With a massive drop-off in testing – on July 19, merely eight tests in the community were processed – New Zealand’s health authorities were looking to boost surveillance testing to around 4,000 per day.
On August 11, the director-general of health, Ashley Bloomfield, received a much-publicised COVID-19 test, an attempt to offset any complacency or stigma surrounding the procedure. In the meantime, Ardern visited a mask-making factory, abandoning the government’s reticence towards encouraging the use of masks.
Later that day, testing discovered that COVID-19 had returned to the country.
The National Party called a press conference the following day, headed by party leader Judith Collins and her deputy, Gerry Brownlee.
Citing the Bloomfield test and Ardern’s visit to the mask factory, Brownlee stood smirking. “It’s interesting,” he said. “An interesting series of facts.”
The implication seemed to be that the government knew for some time that there was a COVID-19 outbreak and withheld this from the public.
In an environment of heightened fear and misinformation, Brownlee was dog-whistling to the emergent conspirational fringe – those who vow civil disobedience – while more generally attempting to undermine faith in the public health response.
The party quickly walked back the claims.

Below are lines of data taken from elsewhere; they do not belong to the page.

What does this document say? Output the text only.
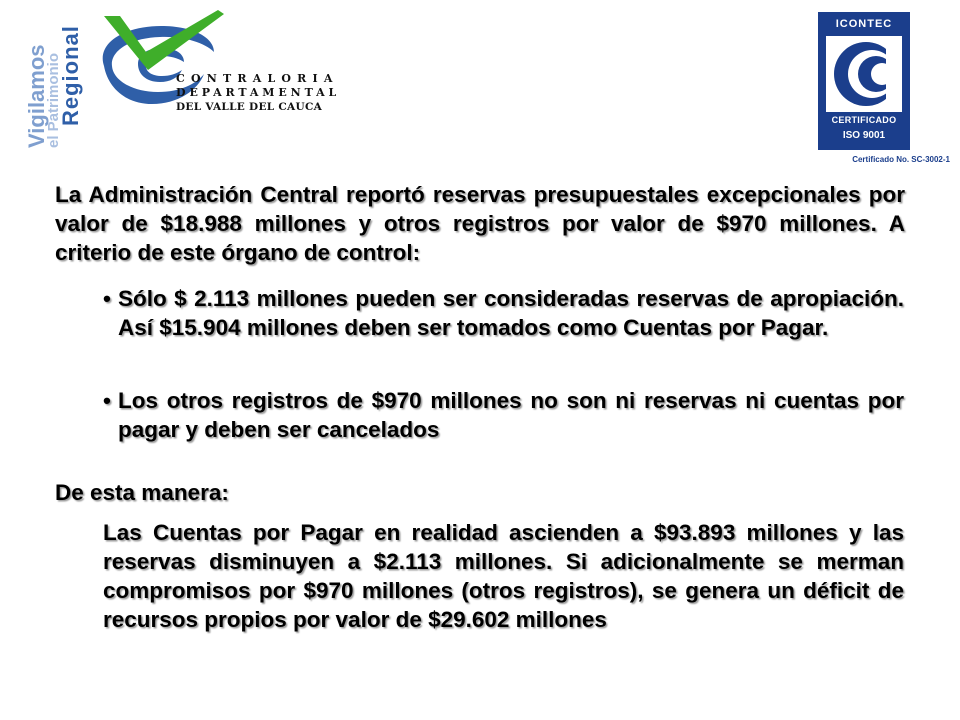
Vigilamos
el Patrimonio
Regional	CONTRALORIA
DEPARTAMENTAL
DEL VALLE DEL CAUCA
ICONTEC
CERTIFICADO
ISO 9001
Certificado No. SC-3002-1
La Administración Central reportó reservas presupuestales excepcionales por valor de $18.988 millones y otros registros por valor de $970 millones. A criterio de este órgano de control:
• Sólo $ 2.113 millones pueden ser consideradas reservas de apropiación. Así $15.904 millones deben ser tomados como Cuentas por Pagar.
• Los otros registros de $970 millones no son ni reservas ni cuentas por pagar y deben ser cancelados
De esta manera:
Las Cuentas por Pagar en realidad ascienden a $93.893 millones y las reservas disminuyen a $2.113 millones. Si adicionalmente se merman compromisos por $970 millones (otros registros), se genera un déficit de recursos propios por valor de $29.602 millones
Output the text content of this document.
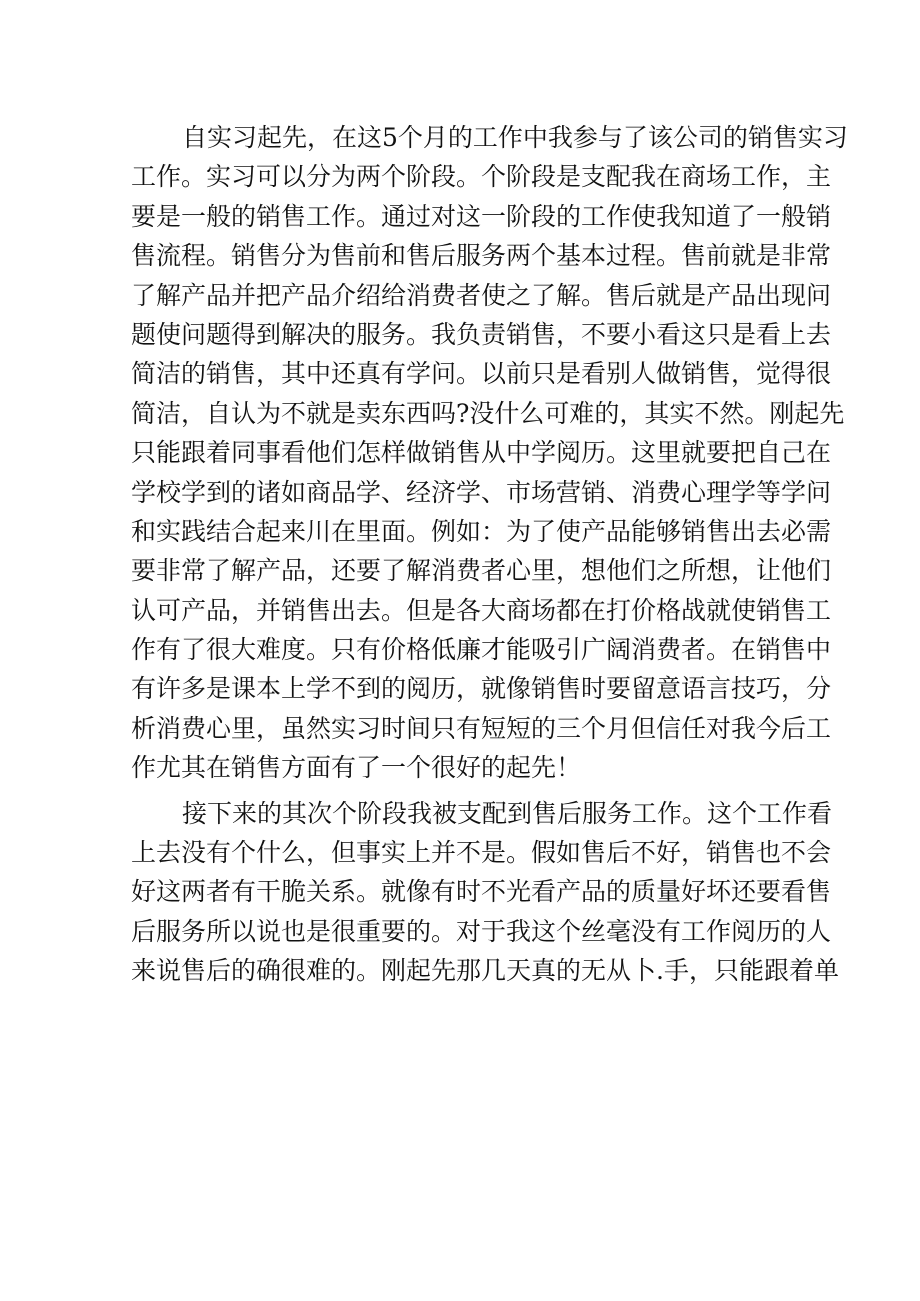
自实习起先，在这5个月的工作中我参与了该公司的销售实习
工作。实习可以分为两个阶段。个阶段是支配我在商场工作，主
要是一般的销售工作。通过对这一阶段的工作使我知道了一般销
售流程。销售分为售前和售后服务两个基本过程。售前就是非常
了解产品并把产品介绍给消费者使之了解。售后就是产品出现问
题使问题得到解决的服务。我负责销售，不要小看这只是看上去
简洁的销售，其中还真有学问。以前只是看别人做销售，觉得很
简洁，自认为不就是卖东西吗?没什么可难的，其实不然。刚起先
只能跟着同事看他们怎样做销售从中学阅历。这里就要把自己在
学校学到的诸如商品学、经济学、市场营销、消费心理学等学问
和实践结合起来川在里面。例如：为了使产品能够销售出去必需
要非常了解产品，还要了解消费者心里，想他们之所想，让他们
认可产品，并销售出去。但是各大商场都在打价格战就使销售工
作有了很大难度。只有价格低廉才能吸引广阔消费者。在销售中
有许多是课本上学不到的阅历，就像销售时要留意语言技巧，分
析消费心里，虽然实习时间只有短短的三个月但信任对我今后工
作尤其在销售方面有了一个很好的起先！
接下来的其次个阶段我被支配到售后服务工作。这个工作看
上去没有个什么，但事实上并不是。假如售后不好，销售也不会
好这两者有干脆关系。就像有时不光看产品的质量好坏还要看售
后服务所以说也是很重要的。对于我这个丝毫没有工作阅历的人
来说售后的确很难的。刚起先那几天真的无从卜.手，只能跟着单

Brownlee told the broadcaster Newstalk ZB on August 14 that he had ended up in a “bad spot” and “didn’t intend to create any fear”.
“The way it has been presented has been unfortunate.”
That explanation is, of course, nonsense: on Tuesday, Brownlee reiterated his claims, again engaging in scaremongering and conspiracy-baiting in the hope of drawing a tiny number of fringe voters to his party.
There is something deeply unappealing about a grasping politician who puts the personal pursuit of power above public wellbeing.
The election
On Monday, Ardern announced her decision to postpone the general election – and accompanying End of Life Choice and cannabis referendums – by a month, until October 17.
This, hopefully, gives health authorities time to get on top of the latest outbreak, provides all parties ample breathing room to campaign and reassures the public that the election can be held safely.
The government’s health-first priorities and Ardern’s compassionate leadership style have generated massive public support since the country’s first confirmed COVID-19 case on February 28.
Ardern’s Labour Party has consistently polled above 50 percent throughout the pandemic.
Whether voters will punish the government for a number of mistakes and mishaps during the pandemic remains to be seen. Its failures to deliver flagship policies – the ill-fated KiwiBuild real estate project, for example – over the past three years will have little impact.
By contrast, the National Party’s relentless negativity has turned voters away, with the latest Roy Morgan poll putting them on 26.5 percent support. Collins, the party’s third leader in three months, has – like her predecessors – totally misread the public mood.
Had the party provided constructive criticism of the government’s COVID-19 response, it would likely be in a much healthier electoral position.
Instead, it mostly went down the path of scattershot criticism and dirty politics: leaking private details of COVID-19 patients to the media and inventing a “homeless man” at a managed isolation facility.
Nothing about Collins’s character suggests that she will be able to, or is interested in, correcting the party’s course.